Dla żołnierzy Armii Krajowej po 1945 roku zmienia się tylko okupant. Słyszą o „zaplutych karłach reakcji”, „wrogach Polski ludowej”, „zdrajcach spod znaku Sosnkowskiego i »Grota«, którzy wtrącili Warszawę w bezcelowe powstanie”. Dopiero wolna Polska, o którą walczyli także w powstaniu warszawskim, odda im hołd. „Bitwa o prawdę” – tak blisko 60-letnie zmagania o pamięć powstania warszawskiego nazwał w swojej książce o tym samym tytule historyk dr Jacek Sawicki, pracownik Instytutu Pamięci Narodowej.
– Była to bitwa, która toczyła się w całym okresie PRL. Do samego końca wiele dokumentów miało klauzulę „tajne”, „poufne”, albo „tajne specjalnego znaczenia”, co świadczy o wadze, jaką reżimowa władza przywiązywała do problemu pamięci o powstaniu warszawskim – ocenia historyk. – Przedstawiała siebie jako alternatywę wobec uczestników i dowódców powstania, których propaganda pokazywała jako chcących doprowadzić do samozagłady narodu.
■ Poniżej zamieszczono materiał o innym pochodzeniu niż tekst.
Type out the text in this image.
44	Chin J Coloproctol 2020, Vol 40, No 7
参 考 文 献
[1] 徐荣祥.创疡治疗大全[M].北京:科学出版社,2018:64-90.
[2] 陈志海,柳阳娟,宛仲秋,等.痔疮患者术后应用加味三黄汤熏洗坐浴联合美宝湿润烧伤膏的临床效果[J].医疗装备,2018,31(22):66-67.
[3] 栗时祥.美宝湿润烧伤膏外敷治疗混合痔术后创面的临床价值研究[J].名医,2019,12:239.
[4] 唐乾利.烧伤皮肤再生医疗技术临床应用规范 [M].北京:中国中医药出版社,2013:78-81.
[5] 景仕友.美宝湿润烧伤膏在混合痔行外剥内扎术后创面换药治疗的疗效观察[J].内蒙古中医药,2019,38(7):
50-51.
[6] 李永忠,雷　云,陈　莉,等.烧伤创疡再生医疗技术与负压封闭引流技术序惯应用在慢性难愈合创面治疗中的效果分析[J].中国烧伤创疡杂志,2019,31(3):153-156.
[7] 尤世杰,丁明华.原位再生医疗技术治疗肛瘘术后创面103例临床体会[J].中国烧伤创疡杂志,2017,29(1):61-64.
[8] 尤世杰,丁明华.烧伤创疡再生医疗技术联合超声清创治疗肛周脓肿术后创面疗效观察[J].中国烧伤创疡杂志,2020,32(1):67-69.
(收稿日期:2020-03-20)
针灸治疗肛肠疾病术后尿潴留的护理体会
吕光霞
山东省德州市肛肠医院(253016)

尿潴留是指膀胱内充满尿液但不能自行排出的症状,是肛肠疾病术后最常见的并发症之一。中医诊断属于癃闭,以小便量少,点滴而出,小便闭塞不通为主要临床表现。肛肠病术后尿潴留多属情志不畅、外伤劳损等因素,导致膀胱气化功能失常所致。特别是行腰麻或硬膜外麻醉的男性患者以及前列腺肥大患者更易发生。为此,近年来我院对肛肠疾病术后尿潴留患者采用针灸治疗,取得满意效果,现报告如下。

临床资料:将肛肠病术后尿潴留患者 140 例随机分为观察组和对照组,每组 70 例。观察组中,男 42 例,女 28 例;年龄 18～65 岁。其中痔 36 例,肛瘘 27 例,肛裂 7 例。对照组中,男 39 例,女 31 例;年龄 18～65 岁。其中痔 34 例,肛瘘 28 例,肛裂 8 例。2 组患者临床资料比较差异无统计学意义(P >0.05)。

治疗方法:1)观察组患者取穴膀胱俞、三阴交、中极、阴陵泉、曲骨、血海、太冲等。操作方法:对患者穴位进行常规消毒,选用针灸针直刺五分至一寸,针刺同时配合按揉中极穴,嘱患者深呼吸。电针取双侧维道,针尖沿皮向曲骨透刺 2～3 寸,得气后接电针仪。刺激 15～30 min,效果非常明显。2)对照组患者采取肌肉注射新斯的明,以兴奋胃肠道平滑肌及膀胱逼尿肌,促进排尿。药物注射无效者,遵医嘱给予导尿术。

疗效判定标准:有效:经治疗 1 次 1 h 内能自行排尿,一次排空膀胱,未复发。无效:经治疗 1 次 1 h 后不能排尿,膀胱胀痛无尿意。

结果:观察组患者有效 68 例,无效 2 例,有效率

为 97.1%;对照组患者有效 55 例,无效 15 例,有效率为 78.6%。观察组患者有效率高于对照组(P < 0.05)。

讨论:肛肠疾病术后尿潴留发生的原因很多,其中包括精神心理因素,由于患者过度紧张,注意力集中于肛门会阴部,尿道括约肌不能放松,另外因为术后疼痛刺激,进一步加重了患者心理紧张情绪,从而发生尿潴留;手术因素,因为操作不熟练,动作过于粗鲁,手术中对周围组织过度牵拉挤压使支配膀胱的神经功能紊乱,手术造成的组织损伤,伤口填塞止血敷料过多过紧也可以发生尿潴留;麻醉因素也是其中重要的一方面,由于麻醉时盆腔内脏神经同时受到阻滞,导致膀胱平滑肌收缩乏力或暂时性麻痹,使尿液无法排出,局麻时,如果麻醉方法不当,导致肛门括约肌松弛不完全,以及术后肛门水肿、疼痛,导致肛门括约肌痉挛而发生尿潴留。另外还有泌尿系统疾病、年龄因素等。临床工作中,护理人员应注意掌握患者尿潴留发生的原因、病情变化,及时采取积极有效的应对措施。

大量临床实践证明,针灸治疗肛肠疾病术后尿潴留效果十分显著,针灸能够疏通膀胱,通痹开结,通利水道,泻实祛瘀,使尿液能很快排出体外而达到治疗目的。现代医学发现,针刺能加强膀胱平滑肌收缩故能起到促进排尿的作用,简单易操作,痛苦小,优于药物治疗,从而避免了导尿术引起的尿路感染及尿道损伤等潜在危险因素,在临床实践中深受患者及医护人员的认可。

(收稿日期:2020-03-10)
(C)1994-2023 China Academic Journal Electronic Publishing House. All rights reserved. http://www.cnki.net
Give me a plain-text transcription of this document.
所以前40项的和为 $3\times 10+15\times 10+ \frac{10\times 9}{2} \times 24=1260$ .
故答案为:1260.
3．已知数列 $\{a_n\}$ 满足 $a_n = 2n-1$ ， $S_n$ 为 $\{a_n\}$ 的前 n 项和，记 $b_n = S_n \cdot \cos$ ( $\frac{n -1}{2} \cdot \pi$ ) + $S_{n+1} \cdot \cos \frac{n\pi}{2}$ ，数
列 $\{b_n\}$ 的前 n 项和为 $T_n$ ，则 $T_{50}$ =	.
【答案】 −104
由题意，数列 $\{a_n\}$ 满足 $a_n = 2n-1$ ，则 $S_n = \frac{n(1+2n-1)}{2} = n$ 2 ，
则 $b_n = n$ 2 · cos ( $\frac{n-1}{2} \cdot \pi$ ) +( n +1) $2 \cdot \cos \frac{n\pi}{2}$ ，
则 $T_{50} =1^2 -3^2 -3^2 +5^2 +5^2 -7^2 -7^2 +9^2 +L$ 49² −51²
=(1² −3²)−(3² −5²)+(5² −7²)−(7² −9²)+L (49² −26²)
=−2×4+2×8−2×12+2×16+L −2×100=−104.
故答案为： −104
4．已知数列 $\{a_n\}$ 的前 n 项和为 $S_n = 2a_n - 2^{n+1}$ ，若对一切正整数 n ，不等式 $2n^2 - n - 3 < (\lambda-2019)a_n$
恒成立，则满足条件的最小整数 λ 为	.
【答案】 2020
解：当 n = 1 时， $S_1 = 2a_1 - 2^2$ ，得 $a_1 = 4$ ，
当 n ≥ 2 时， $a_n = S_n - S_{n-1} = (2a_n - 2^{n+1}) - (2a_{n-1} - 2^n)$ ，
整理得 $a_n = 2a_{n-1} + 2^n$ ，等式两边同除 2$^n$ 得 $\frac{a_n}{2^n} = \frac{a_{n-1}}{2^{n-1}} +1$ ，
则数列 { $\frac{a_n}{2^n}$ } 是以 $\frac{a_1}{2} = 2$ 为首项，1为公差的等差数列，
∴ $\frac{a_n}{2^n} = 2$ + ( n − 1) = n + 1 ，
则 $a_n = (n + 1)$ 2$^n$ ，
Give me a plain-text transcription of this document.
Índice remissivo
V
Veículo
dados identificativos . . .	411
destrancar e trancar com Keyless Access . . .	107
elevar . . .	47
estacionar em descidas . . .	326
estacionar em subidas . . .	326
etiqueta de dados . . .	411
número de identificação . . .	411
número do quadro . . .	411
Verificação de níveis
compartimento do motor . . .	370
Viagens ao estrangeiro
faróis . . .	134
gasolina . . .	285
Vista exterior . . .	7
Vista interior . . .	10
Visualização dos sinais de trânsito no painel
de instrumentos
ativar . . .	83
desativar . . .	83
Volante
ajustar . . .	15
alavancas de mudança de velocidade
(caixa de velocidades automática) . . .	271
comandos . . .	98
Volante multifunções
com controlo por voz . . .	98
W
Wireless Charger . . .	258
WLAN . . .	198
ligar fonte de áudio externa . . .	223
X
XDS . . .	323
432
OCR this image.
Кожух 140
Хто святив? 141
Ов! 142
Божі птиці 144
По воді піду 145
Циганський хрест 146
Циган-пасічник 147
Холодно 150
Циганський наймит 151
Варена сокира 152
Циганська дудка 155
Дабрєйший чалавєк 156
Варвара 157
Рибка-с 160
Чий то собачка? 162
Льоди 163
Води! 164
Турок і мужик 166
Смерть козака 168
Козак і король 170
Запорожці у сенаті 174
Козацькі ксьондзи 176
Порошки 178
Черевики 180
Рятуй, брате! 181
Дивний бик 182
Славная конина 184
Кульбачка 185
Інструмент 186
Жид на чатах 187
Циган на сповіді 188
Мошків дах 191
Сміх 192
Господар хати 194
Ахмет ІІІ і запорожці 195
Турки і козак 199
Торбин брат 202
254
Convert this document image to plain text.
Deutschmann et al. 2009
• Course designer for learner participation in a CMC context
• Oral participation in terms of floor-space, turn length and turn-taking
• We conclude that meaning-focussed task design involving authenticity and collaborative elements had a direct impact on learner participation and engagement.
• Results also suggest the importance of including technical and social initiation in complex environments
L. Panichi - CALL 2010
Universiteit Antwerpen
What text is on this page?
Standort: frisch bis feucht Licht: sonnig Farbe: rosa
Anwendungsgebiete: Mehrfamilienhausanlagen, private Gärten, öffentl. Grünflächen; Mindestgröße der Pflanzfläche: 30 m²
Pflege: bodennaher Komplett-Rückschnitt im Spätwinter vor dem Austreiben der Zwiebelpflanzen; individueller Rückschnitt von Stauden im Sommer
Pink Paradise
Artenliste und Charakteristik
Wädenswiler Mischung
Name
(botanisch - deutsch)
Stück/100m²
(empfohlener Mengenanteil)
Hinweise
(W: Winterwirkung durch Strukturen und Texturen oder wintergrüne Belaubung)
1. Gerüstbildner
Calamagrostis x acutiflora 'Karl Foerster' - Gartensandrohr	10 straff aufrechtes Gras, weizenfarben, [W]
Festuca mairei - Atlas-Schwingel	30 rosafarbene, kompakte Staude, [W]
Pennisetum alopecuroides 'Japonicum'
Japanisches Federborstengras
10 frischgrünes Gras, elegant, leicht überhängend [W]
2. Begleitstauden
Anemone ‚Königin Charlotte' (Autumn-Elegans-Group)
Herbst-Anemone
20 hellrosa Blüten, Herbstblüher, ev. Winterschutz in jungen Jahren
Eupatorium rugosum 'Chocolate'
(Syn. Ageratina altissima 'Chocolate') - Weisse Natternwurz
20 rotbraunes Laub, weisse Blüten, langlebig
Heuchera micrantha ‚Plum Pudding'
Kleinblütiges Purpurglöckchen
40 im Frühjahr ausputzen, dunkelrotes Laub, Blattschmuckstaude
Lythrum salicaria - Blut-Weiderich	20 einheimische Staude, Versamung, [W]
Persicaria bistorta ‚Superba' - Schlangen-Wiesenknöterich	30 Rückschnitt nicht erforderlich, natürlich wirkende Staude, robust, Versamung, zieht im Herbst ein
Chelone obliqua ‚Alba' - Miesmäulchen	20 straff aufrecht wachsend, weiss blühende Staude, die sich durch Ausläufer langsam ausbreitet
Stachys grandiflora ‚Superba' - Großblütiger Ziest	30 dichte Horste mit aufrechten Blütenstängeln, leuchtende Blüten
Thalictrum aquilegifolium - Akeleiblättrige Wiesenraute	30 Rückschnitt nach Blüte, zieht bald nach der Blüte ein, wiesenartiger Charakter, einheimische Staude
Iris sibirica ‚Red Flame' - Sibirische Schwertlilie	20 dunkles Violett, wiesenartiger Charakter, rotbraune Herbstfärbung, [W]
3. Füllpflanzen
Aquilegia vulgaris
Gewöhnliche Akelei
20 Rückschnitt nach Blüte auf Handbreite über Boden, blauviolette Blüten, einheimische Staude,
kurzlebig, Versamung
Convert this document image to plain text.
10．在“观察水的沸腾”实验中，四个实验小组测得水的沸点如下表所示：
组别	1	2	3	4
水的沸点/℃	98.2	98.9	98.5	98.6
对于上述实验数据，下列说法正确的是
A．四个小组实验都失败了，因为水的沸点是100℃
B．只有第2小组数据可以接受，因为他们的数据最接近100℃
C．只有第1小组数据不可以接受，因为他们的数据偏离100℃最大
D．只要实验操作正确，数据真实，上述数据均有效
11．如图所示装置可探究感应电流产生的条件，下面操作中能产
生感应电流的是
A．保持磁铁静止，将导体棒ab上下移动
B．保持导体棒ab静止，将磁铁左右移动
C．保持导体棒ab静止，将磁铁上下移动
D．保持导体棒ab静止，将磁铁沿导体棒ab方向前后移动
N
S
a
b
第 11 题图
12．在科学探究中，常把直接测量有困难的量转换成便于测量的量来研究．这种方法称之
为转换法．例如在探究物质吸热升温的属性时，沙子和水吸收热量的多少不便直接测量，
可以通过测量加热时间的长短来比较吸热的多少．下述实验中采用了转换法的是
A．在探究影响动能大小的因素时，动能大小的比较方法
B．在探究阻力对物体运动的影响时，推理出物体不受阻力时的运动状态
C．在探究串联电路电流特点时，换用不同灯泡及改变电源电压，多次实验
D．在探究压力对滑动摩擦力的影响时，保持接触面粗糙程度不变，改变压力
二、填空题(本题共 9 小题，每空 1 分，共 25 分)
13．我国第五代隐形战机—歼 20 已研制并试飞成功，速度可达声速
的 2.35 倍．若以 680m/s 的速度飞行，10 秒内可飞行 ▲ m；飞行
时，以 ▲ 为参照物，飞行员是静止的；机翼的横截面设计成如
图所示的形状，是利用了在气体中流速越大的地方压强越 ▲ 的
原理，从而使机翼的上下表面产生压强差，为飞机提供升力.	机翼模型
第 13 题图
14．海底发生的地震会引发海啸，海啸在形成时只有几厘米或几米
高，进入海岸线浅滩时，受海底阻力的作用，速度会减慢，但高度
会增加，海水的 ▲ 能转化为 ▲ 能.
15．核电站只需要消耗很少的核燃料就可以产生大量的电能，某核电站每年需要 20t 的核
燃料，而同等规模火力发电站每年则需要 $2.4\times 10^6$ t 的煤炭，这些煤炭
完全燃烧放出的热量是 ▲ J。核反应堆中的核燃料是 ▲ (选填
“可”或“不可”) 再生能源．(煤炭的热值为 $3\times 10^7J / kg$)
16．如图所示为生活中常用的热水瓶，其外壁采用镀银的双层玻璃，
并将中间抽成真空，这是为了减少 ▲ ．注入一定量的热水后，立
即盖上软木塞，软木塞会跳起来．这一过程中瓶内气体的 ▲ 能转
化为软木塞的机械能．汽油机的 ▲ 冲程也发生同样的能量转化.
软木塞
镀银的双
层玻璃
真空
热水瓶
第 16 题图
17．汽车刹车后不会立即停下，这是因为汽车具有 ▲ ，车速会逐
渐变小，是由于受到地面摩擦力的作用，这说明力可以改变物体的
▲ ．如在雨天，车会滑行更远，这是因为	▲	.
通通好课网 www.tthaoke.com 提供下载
Szykany, prześladowania i mordowanie żołnierzy AK w majestacie prawa nasilają się po 1948 roku. O życiu i losie powstańców decyduje wszechwładny Urząd Bezpieczeństwa. Przed sądem staje wielu żołnierzy zgrupowania „Radosław”, z dowódcą płk. Janem Mazurkiewiczem „Radosławem” na czele. Po wyjściu z więzienia pierwsze kroki kieruje on na Powązki. Potem pisze: „Groby zarosły zielskiem, krzyże pogniłe i powywracane, szczególnie na grobach »Parasola«, »Miotły« i »Żywiciela«. Pomnik popękany...”.*
– W tych latach trudno było o jakiekolwiek indywidualne zabiegi o zachowanie pamięci, lawirowanie i występowanie przeciwko władzy – mówi dr Jacek Sawicki. – Pamięć o 1944 r. wówczas tkwiła we krwi tych ludzi, osadzonych w więzieniach, maltretowanych, torturowanych.
Wielu żołnierzy AK uczyło się wówczas, wbrew sobie, nie mówić, że brali udział w powstaniu. Nie było to łatwe, gdy niemal na każdym kroku trzeba było na życzenie władz pisać swój życiorys, czasem w kilku egzemplarzach. A bezpieka wyłapywała najdrobniejsze niekonsekwencje.